It’s fitting that a four-hour documentary series about citizen scientists, titled “The Crowd and the Cloud,” is available to the crowd via the cloud a week before its debut on public television.
“The Crowd and the Cloud” showcases some of the people on the front lines of the citizen science movement, which enlists regular folks to gather observations and crunch data, often using online tools.
Researchers say citizen science projects contribute billions of dollars a year in donated labor. Such efforts can be as old as the Audubon Society’s Christmas Bird Count, which dates back to 1900, or as new as Astronomy Rewind, a cosmic picture-sorting project that went online just last week.
The TV series is hosted by Waleed Abdalati, former chief scientist and now director of the Cooperative Institute for Research in Environmental Sciences at the University of Colorado.

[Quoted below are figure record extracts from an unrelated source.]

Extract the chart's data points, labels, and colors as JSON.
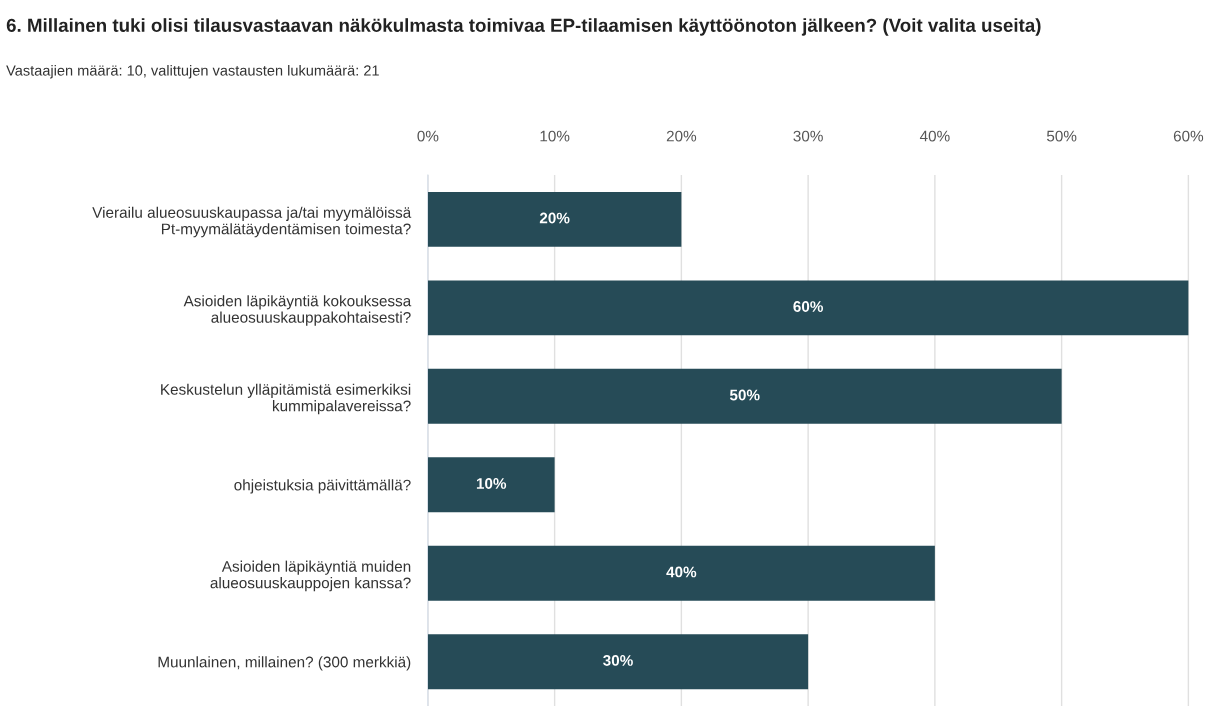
{
  "chart_data": {
    "type": "bar",
    "orientation": "horizontal",
    "title": "6. Millainen tuki olisi tilausvastaavan näkökulmasta toimivaa EP-tilaamisen käyttöönoton jälkeen? (Voit valita useita)",
    "subtitle": "Vastaajien määrä: 10, valittujen vastausten lukumäärä: 21",
    "categories": [
      "Vierailu alueosuuskaupassa ja/tai myymälöissä\nPt-myymälätäydentämisen toimesta?",
      "Asioiden läpikäyntiä kokouksessa\nalueosuuskauppakohtaisesti?",
      "Keskustelun ylläpitämistä esimerkiksi\nkummipalavereissa?",
      "ohjeistuksia päivittämällä?",
      "Asioiden läpikäyntiä muiden\nalueosuuskauppojen kanssa?",
      "Muunlainen, millainen? (300 merkkiä)"
    ],
    "values": [
      20,
      60,
      50,
      10,
      40,
      30
    ],
    "value_labels": [
      "20%",
      "60%",
      "50%",
      "10%",
      "40%",
      "30%"
    ],
    "color": "#264b57",
    "xlim": [
      0,
      60.3
    ],
    "xticks": [
      {
        "value": 0,
        "label": "0%"
      },
      {
        "value": 10,
        "label": "10%"
      },
      {
        "value": 20,
        "label": "20%"
      },
      {
        "value": 30,
        "label": "30%"
      },
      {
        "value": 40,
        "label": "40%"
      },
      {
        "value": 50,
        "label": "50%"
      },
      {
        "value": 60,
        "label": "60%"
      }
    ],
    "grid": "x",
    "legend": false
  }
}
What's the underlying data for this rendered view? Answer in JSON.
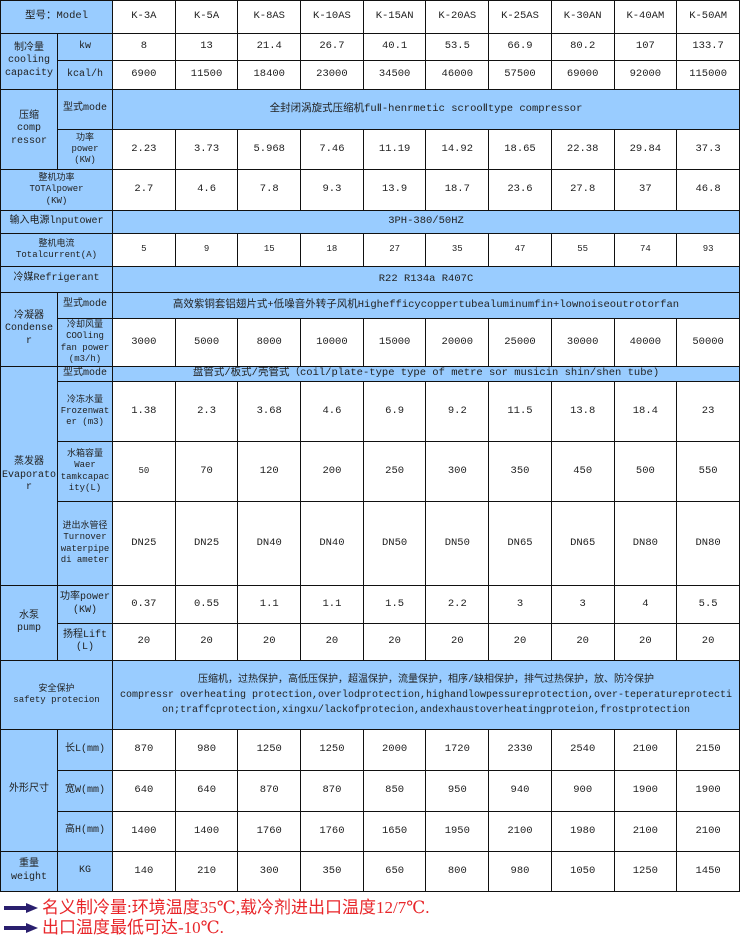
{
  "header": {
    "label": "型号：Model",
    "models": [
      "K-3A",
      "K-5A",
      "K-8AS",
      "K-10AS",
      "K-15AN",
      "K-20AS",
      "K-25AS",
      "K-30AN",
      "K-40AM",
      "K-50AM"
    ]
  },
  "sections": [
    {
      "label": "制冷量\ncooling\ncapacity",
      "rows": [
        {
          "label": "kw",
          "values": [
            "8",
            "13",
            "21.4",
            "26.7",
            "40.1",
            "53.5",
            "66.9",
            "80.2",
            "107",
            "133.7"
          ]
        },
        {
          "label": "kcal/h",
          "values": [
            "6900",
            "11500",
            "18400",
            "23000",
            "34500",
            "46000",
            "57500",
            "69000",
            "92000",
            "115000"
          ]
        }
      ]
    },
    {
      "label": "压缩\ncomp\nressor",
      "rows": [
        {
          "label": "型式mode",
          "span": "全封闭涡旋式压缩机fuⅡ-henrmetic scrooⅡtype compressor"
        },
        {
          "label": "功率\npower\n(KW)",
          "values": [
            "2.23",
            "3.73",
            "5.968",
            "7.46",
            "11.19",
            "14.92",
            "18.65",
            "22.38",
            "29.84",
            "37.3"
          ]
        }
      ]
    },
    {
      "label": "整机功率\nTOTAlpower\n(KW)",
      "values": [
        "2.7",
        "4.6",
        "7.8",
        "9.3",
        "13.9",
        "18.7",
        "23.6",
        "27.8",
        "37",
        "46.8"
      ]
    },
    {
      "label": "输入电源lnputower",
      "span": "3PH-380/50HZ"
    },
    {
      "label": "整机电流\nTotalcurrent(A)",
      "values": [
        "5",
        "9",
        "15",
        "18",
        "27",
        "35",
        "47",
        "55",
        "74",
        "93"
      ]
    },
    {
      "label": "冷媒Refrigerant",
      "span": "R22 R134a R407C"
    },
    {
      "label": "冷凝器\nCondense\nr",
      "rows": [
        {
          "label": "型式mode",
          "span": "高效紫铜套铝翅片式+低噪音外转子风机Highefficycoppertubealuminumfin+lownoiseoutrotorfan"
        },
        {
          "label": "冷却风量\nCOOling\nfan power\n(m3/h)",
          "values": [
            "3000",
            "5000",
            "8000",
            "10000",
            "15000",
            "20000",
            "25000",
            "30000",
            "40000",
            "50000"
          ]
        }
      ]
    },
    {
      "label": "蒸发器\nEvaporato\nr",
      "rows": [
        {
          "label": "型式mode",
          "span": "盘管式/板式/壳管式（coil/plate-type type of metre sor musicin shin/shen tube)"
        },
        {
          "label": "冷冻水量\nFrozenwat\ner (m3)",
          "values": [
            "1.38",
            "2.3",
            "3.68",
            "4.6",
            "6.9",
            "9.2",
            "11.5",
            "13.8",
            "18.4",
            "23"
          ]
        },
        {
          "label": "水箱容量\nWaer\ntamkcapac\nity(L)",
          "values": [
            "50",
            "70",
            "120",
            "200",
            "250",
            "300",
            "350",
            "450",
            "500",
            "550"
          ]
        },
        {
          "label": "进出水管径\nTurnover\nwaterpipe\ndi ameter",
          "values": [
            "DN25",
            "DN25",
            "DN40",
            "DN40",
            "DN50",
            "DN50",
            "DN65",
            "DN65",
            "DN80",
            "DN80"
          ]
        }
      ]
    },
    {
      "label": "水泵\npump",
      "rows": [
        {
          "label": "功率power\n(KW)",
          "values": [
            "0.37",
            "0.55",
            "1.1",
            "1.1",
            "1.5",
            "2.2",
            "3",
            "3",
            "4",
            "5.5"
          ]
        },
        {
          "label": "扬程Lift\n(L)",
          "values": [
            "20",
            "20",
            "20",
            "20",
            "20",
            "20",
            "20",
            "20",
            "20",
            "20"
          ]
        }
      ]
    },
    {
      "label": "安全保护\nsafety protecion",
      "span": "压缩机，过热保护，高低压保护，超温保护，流量保护，相序/缺相保护，排气过热保护，放、防冷保护\ncompressr overheating protection,overlodprotection,highandlowpessureprotection,over-teperatureprotection;traffcprotection,xingxu/lackofprotecion,andexhaustoverheatingproteion,frostprotection"
    },
    {
      "label": "外形尺寸",
      "rows": [
        {
          "label": "长L(mm)",
          "values": [
            "870",
            "980",
            "1250",
            "1250",
            "2000",
            "1720",
            "2330",
            "2540",
            "2100",
            "2150"
          ]
        },
        {
          "label": "宽W(mm)",
          "values": [
            "640",
            "640",
            "870",
            "870",
            "850",
            "950",
            "940",
            "900",
            "1900",
            "1900"
          ]
        },
        {
          "label": "高H(mm)",
          "values": [
            "1400",
            "1400",
            "1760",
            "1760",
            "1650",
            "1950",
            "2100",
            "1980",
            "2100",
            "2100"
          ]
        }
      ]
    },
    {
      "label": "重量\nweight",
      "rows": [
        {
          "label": "KG",
          "values": [
            "140",
            "210",
            "300",
            "350",
            "650",
            "800",
            "980",
            "1050",
            "1250",
            "1450"
          ]
        }
      ]
    }
  ],
  "notes": [
    "名义制冷量:环境温度35℃,载冷剂进出口温度12/7℃.",
    "出口温度最低可达-10℃."
  ],
  "colors": {
    "header_bg": "#99ccff",
    "note_text": "#e8262a",
    "arrow": "#2a1f6e"
  }
}
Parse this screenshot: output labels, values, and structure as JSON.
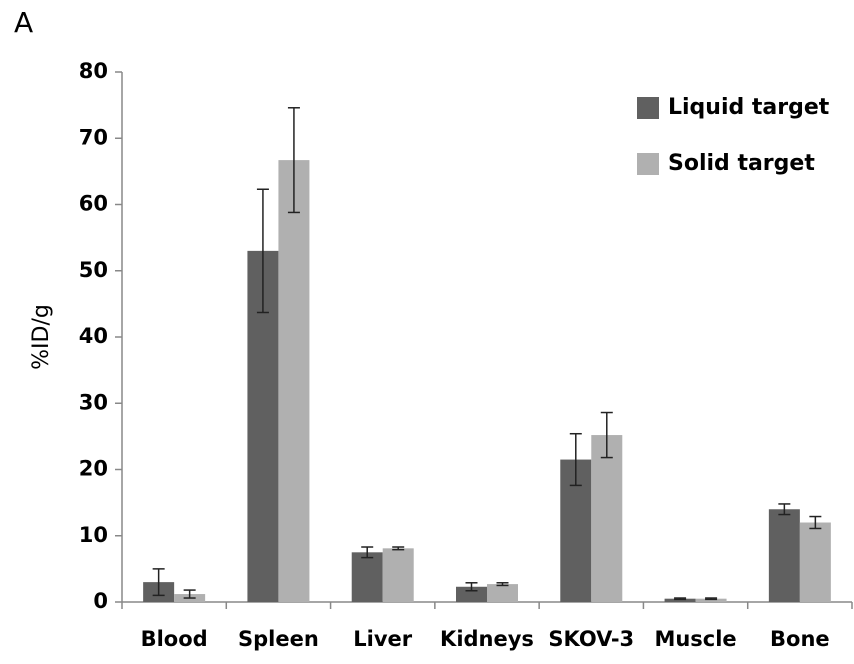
{
  "chart_data": {
    "type": "bar",
    "panel_label": "A",
    "ylabel": "%ID/g",
    "categories": [
      "Blood",
      "Spleen",
      "Liver",
      "Kidneys",
      "SKOV-3",
      "Muscle",
      "Bone"
    ],
    "series": [
      {
        "name": "Liquid target",
        "color": "#606060",
        "values": [
          3.0,
          53.0,
          7.5,
          2.3,
          21.5,
          0.5,
          14.0
        ],
        "errors": [
          2.0,
          9.3,
          0.8,
          0.6,
          3.9,
          0.1,
          0.8
        ]
      },
      {
        "name": "Solid target",
        "color": "#b0b0b0",
        "values": [
          1.2,
          66.7,
          8.1,
          2.7,
          25.2,
          0.5,
          12.0
        ],
        "errors": [
          0.6,
          7.9,
          0.2,
          0.2,
          3.4,
          0.1,
          0.9
        ]
      }
    ],
    "ylim": [
      0,
      80
    ],
    "yticks": [
      0,
      10,
      20,
      30,
      40,
      50,
      60,
      70,
      80
    ],
    "legend": "upper right"
  }
}
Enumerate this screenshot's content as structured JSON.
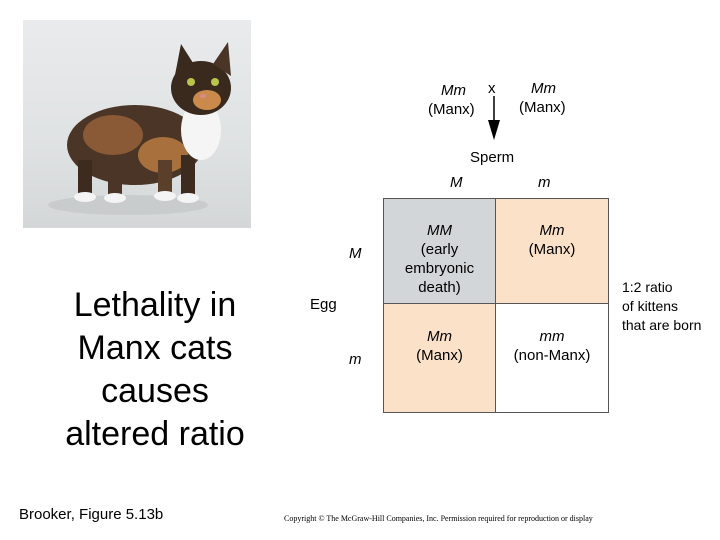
{
  "title": {
    "lines": [
      "Lethality in",
      "Manx cats",
      "causes",
      "altered ratio"
    ]
  },
  "credit": "Brooker, Figure 5.13b",
  "copyright": "Copyright © The McGraw-Hill Companies, Inc. Permission required for reproduction or display",
  "cross": {
    "parent1": {
      "genotype": "Mm",
      "phenotype": "(Manx)"
    },
    "symbol": "x",
    "parent2": {
      "genotype": "Mm",
      "phenotype": "(Manx)"
    }
  },
  "sperm": {
    "label": "Sperm",
    "alleles": [
      "M",
      "m"
    ]
  },
  "egg": {
    "label": "Egg",
    "alleles": [
      "M",
      "m"
    ]
  },
  "punnett": {
    "MM": {
      "genotype": "MM",
      "desc": [
        "(early",
        "embryonic",
        "death)"
      ]
    },
    "Mm_top": {
      "genotype": "Mm",
      "desc": [
        "(Manx)"
      ]
    },
    "Mm_bottom": {
      "genotype": "Mm",
      "desc": [
        "(Manx)"
      ]
    },
    "mm": {
      "genotype": "mm",
      "desc": [
        "(non-Manx)"
      ]
    }
  },
  "ratio_note": [
    "1:2 ratio",
    "of kittens",
    "that are born"
  ],
  "colors": {
    "lethal_cell": "#d3d6d8",
    "manx_cell": "#fbe1c8",
    "nonmanx_cell": "#ffffff"
  }
}
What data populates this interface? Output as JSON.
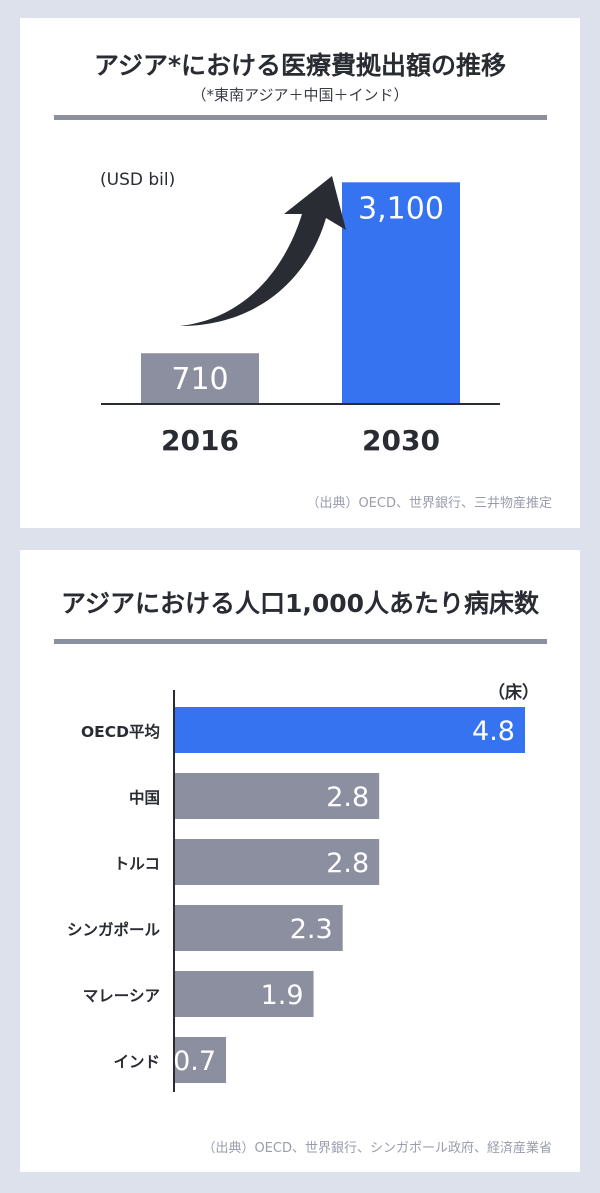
{
  "colors": {
    "background": "#dde1ec",
    "panel": "#ffffff",
    "highlight_bar": "#3573f0",
    "default_bar": "#8c8fa0",
    "arrow": "#2a2c33"
  },
  "chart_data": [
    {
      "type": "bar",
      "orientation": "vertical",
      "title": "アジア*における医療費拠出額の推移",
      "subtitle": "（*東南アジア＋中国＋インド）",
      "unit_label": "(USD bil)",
      "categories": [
        "2016",
        "2030"
      ],
      "values": [
        710,
        3100
      ],
      "value_labels": [
        "710",
        "3,100"
      ],
      "highlight_index": 1,
      "ylim": [
        0,
        3300
      ],
      "grid": false,
      "annotation": "upward-growth-arrow",
      "source": "（出典）OECD、世界銀行、三井物産推定"
    },
    {
      "type": "bar",
      "orientation": "horizontal",
      "title": "アジアにおける人口1,000人あたり病床数",
      "unit_label": "（床）",
      "categories": [
        "OECD平均",
        "中国",
        "トルコ",
        "シンガポール",
        "マレーシア",
        "インド"
      ],
      "values": [
        4.8,
        2.8,
        2.8,
        2.3,
        1.9,
        0.7
      ],
      "value_labels": [
        "4.8",
        "2.8",
        "2.8",
        "2.3",
        "1.9",
        "0.7"
      ],
      "highlight_index": 0,
      "xlim": [
        0,
        4.8
      ],
      "grid": false,
      "source": "（出典）OECD、世界銀行、シンガポール政府、経済産業省"
    }
  ]
}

“From earthquakes to epidemics, from air quality to Alzheimer’s research, from the health of our oceans to the safety of our drinking water, citizen science and crowdsourcing can make a difference,” Abdalati said in a news release. “And citizen science is science. The better the data, the bigger the impact, for scientists, policymakers and the public. And it’s clear that we can use more help, which is where the viewers come in.”
The website for “The Crowd and the Cloud” provides links to the videos, plus transcripts, bios and Web-only clips. But the online portal goes beyond the show to lay out a calendar of citizen-science events to attend, projects to join and links to Facebook Live events on April 6.
If “The Crowd and the Cloud” swells the ranks of citizen scientists even further, the series will have provided a service worth far more than mere TV ratings.
“The Crowd and the Cloud” is distributed by American Public Television. The show was written and produced by Geoff Haines-Stiles with financial support from the National Science Foundation. The series makes its debut on Seattle-area television on April 12 on KBTC.